The Senator lashed out wildly with his fists. The servant went down. But by then the white-coated man had him. He got the Senator down and held him by sitting on his head, as one would hold an unruly horse.

“I’m not crazy!” screamed Burnside. If he wasn’t, it was exactly the wrong thing to yell. “I swear I’m sane!”

“There, there,” soothed the little doctor, never losing his smile or his professional composure for a moment. “Of course you’re sane. Of course you’re not crazy. But we just want to ask you a few questions— Oh, you would, would you!”

Burnside had tried to grab Sherman’s legs. So the little birdlike doctor nodded to the big man sitting on Burnside’s head, and the man smacked the Senator in the jaw.

Burnside wasn’t out, but he was unable to move when they hoisted him out the door and into the dreadful vehicle with the grated windows. He heard the little man say: “My, but it’s fortunate this was discovered! Think of having the nation’s affairs handled by a crazy man!
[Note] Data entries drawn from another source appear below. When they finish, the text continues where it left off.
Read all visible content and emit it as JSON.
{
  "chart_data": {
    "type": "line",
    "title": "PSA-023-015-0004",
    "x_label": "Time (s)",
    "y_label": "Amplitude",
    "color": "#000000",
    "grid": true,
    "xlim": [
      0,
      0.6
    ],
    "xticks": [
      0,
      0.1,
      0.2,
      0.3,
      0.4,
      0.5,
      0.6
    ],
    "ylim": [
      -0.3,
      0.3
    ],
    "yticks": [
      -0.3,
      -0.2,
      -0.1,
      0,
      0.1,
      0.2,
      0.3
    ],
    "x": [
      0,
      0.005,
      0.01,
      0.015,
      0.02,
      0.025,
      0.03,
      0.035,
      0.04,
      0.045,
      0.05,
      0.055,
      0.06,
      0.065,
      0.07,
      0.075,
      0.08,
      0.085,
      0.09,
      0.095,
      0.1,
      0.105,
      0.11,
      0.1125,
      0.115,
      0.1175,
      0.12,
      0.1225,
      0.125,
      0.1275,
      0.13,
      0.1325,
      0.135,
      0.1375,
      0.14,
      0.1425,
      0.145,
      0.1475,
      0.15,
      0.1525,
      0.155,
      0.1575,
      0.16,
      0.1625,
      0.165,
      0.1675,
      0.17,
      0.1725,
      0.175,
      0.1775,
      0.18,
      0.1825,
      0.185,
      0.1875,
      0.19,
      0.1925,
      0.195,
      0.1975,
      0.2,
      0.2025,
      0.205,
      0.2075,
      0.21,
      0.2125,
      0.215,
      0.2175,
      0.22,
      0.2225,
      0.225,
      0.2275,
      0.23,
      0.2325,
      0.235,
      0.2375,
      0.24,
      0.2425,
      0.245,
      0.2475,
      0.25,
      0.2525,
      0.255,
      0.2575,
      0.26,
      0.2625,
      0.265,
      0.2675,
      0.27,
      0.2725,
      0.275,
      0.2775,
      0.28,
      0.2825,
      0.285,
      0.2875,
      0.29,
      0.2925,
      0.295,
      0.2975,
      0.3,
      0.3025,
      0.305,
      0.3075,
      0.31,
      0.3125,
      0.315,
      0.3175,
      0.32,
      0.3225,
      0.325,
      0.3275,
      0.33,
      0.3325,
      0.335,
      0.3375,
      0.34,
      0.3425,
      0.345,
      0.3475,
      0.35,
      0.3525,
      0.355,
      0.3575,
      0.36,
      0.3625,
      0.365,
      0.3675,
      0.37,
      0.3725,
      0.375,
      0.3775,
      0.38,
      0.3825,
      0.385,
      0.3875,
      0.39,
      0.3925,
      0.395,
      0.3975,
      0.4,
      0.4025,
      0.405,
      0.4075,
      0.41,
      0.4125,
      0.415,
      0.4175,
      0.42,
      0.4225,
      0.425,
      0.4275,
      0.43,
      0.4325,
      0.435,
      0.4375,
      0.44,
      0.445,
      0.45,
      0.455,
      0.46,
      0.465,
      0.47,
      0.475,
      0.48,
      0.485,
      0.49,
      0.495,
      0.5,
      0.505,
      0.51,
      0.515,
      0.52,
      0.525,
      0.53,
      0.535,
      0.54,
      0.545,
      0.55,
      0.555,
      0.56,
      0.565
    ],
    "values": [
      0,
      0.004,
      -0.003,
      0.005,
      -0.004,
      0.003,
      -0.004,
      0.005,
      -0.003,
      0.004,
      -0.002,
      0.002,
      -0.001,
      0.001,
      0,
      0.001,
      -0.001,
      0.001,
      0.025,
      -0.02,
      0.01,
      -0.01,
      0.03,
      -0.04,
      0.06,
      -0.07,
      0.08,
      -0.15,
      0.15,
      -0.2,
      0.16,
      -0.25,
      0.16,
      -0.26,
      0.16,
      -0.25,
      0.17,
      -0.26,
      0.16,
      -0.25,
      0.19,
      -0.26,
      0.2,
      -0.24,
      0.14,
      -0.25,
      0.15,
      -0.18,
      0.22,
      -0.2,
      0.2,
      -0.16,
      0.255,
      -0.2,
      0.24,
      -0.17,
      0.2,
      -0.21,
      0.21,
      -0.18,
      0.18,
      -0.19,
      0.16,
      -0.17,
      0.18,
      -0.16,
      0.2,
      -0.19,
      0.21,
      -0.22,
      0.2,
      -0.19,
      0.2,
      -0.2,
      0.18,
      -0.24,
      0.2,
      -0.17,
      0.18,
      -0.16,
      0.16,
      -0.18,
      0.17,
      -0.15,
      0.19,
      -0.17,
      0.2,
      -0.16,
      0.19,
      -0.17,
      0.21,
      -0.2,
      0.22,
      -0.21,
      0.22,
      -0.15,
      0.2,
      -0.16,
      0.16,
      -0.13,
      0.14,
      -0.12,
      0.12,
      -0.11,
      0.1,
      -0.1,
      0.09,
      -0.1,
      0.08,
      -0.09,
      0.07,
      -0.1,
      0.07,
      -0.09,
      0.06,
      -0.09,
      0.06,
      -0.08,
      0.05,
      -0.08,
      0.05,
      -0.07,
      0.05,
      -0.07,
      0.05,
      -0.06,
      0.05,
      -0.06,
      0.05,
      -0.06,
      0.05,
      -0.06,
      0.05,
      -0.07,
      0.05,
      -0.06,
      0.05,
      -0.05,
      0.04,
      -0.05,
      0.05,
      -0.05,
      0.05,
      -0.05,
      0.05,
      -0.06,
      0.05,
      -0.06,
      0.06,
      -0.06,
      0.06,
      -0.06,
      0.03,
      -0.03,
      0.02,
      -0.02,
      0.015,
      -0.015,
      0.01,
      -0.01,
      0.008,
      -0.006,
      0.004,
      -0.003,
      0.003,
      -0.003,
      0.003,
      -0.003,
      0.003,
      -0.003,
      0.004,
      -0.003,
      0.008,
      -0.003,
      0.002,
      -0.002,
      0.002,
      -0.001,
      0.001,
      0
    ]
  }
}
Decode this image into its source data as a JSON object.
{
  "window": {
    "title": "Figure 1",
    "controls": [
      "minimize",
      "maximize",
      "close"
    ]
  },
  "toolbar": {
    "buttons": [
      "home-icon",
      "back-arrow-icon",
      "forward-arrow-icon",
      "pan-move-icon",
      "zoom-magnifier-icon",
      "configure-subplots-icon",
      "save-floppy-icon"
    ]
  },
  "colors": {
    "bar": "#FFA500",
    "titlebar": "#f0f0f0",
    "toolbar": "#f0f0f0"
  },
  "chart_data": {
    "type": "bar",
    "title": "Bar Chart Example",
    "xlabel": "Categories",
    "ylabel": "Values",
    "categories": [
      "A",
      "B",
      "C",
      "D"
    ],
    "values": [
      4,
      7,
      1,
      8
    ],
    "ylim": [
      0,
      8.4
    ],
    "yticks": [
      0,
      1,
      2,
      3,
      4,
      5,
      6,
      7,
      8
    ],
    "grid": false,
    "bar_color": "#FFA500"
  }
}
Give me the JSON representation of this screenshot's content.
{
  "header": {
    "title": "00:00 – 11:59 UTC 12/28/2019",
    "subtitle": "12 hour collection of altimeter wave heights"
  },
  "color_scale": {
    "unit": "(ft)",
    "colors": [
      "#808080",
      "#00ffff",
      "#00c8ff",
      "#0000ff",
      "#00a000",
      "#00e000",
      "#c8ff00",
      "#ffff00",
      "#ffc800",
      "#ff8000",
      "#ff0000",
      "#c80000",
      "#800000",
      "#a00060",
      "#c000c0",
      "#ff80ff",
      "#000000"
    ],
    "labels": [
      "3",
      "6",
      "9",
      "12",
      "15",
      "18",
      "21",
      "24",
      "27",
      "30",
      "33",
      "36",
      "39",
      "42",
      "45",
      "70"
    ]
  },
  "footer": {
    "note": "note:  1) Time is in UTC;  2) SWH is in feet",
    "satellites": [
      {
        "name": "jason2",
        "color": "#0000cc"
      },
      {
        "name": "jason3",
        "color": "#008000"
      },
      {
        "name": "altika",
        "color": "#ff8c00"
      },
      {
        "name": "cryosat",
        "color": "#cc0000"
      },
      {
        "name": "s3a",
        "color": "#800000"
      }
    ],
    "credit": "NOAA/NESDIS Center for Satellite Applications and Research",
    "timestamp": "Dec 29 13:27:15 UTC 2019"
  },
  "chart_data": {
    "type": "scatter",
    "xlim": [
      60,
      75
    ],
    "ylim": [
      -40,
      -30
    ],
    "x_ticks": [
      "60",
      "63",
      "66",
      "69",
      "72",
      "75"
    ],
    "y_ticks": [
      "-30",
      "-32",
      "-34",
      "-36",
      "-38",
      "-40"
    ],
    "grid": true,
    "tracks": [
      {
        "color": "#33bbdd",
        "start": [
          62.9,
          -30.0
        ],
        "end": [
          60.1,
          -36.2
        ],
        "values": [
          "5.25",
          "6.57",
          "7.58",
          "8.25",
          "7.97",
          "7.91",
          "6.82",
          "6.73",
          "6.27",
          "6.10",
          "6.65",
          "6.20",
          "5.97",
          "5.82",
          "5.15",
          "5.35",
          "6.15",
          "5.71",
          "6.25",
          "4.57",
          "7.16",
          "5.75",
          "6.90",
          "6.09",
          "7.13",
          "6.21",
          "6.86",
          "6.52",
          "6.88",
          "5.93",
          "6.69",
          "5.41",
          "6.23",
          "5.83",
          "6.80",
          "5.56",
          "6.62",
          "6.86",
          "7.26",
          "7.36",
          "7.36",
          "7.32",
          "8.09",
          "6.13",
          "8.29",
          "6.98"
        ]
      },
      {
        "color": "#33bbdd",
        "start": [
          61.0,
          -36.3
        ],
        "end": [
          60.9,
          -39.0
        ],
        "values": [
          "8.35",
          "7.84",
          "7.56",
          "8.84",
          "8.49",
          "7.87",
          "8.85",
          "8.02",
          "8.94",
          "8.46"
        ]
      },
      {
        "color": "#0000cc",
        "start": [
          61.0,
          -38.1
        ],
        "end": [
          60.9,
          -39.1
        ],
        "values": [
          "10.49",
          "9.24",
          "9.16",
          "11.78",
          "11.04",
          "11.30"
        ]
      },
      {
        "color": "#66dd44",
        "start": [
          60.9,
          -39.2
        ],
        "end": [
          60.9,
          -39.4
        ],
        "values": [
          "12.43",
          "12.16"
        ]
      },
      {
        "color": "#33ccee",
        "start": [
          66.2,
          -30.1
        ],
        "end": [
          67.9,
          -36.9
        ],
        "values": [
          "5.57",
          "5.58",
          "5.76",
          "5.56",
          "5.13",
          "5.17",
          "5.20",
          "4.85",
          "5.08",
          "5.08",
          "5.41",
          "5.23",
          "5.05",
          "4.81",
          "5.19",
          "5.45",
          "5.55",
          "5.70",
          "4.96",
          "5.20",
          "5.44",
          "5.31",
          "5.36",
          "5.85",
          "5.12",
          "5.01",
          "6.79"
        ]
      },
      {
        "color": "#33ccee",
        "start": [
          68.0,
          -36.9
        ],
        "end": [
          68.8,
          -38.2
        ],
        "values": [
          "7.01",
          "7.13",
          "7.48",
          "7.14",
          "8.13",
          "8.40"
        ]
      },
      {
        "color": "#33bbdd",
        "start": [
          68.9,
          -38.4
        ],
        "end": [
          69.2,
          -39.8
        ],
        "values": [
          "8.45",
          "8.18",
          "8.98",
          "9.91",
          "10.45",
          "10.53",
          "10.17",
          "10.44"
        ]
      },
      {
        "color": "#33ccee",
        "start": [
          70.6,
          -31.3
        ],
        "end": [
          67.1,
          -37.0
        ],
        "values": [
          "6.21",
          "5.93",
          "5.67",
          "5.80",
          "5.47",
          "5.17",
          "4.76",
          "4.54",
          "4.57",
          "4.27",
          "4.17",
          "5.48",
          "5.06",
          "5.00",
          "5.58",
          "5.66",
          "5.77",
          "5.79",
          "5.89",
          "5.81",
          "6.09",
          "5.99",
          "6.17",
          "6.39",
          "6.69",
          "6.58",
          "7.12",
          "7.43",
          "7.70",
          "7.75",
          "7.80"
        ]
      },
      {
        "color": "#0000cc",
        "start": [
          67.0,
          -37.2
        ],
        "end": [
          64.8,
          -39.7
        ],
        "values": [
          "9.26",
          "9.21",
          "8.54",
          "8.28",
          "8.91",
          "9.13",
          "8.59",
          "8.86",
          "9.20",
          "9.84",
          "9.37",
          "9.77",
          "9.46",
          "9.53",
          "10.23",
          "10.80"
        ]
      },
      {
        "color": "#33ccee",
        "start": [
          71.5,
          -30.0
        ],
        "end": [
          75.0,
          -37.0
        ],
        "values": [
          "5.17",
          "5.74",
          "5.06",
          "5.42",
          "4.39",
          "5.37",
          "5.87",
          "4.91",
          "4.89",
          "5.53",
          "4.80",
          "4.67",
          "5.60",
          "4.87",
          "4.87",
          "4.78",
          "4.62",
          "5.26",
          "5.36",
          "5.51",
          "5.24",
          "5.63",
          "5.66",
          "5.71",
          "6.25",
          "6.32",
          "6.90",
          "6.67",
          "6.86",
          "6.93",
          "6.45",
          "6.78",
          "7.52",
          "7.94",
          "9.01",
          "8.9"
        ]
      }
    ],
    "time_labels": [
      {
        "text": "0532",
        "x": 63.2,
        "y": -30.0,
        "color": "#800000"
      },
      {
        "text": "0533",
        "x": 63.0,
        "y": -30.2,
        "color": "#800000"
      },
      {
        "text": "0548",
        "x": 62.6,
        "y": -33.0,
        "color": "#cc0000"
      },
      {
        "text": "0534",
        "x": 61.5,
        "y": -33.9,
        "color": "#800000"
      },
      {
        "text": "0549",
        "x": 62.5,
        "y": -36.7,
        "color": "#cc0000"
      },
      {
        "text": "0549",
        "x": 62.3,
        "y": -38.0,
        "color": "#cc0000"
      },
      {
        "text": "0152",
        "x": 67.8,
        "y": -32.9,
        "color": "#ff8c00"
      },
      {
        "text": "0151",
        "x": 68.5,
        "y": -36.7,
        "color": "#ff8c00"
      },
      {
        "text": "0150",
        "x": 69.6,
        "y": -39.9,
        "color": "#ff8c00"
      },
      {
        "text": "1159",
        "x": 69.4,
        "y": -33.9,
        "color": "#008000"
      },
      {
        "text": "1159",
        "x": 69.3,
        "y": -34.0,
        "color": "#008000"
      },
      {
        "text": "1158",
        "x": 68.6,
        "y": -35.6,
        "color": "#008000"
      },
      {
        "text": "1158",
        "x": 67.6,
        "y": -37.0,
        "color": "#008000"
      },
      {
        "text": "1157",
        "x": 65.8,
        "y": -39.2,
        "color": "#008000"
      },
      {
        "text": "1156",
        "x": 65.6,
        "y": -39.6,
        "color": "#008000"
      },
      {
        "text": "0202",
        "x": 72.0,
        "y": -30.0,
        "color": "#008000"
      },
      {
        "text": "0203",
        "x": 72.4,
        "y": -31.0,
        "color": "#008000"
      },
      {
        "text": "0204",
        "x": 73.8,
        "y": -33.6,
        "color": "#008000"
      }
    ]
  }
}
A United States Senator, gone mad in office!”

“Sometimes I think they’re all a little nuts,” observed the big man, dumping Burnside into the wagon.

Burnside was stirring again; but it did him no good, then, because the door at the end had clanged shut on him. It sounded to the anguished Senator like the big iron asylum gates which would also presently clang shut on him. Unless he could beat this — somehow.

“Just make yourself comfortable, Senator,” chirped birdlike Dr. Sherman. He had climbed into the rear of the ambulance with Burnside. So had the big man in white, who now glowered at him, plainly ready to sock him again if he tried any tricks.

Burnside couldn’t see the driver. There was a little window in the front wall of the padded truck, but the man at the wheel was sitting to the left of it, out of his range of vision. All he knew was that there was a driver, because the car was moving.

“Look, here,” the Senator said to Sherman. “This is all pretty ridiculous. I don’t care what Fram told you, it isn’t true.”

“Of course, it isn’t,” said the little psychiatrist, beaming.

“The things I told Fram were about a friend of mine,” said Burnside.

“Of course. About a friend of yours.”

The ambulance slowed, then stopped.

The little doctor hopped to the small front window, opened it a crack, and said to the driver: “What’s up? Why are you stopping?”

“Dr. Fram is out here. He wants to go with us, I guess,” Burnside heard the driver reply.

Then the car sagged a little as a man got on. Burnside saw the back of someone’s back, beside the driver. The car started on—

Afterward, Burnside never knew exactly what had happened. For that matter, neither did the husky man in white, nor little Dr. Sherman.

The driver of the car with the grated windows had stopped for the man with the trim goatee and the mustache that looked waxed but wasn’t. Dr. Fram nodded pleasantly to him and climbed up beside him.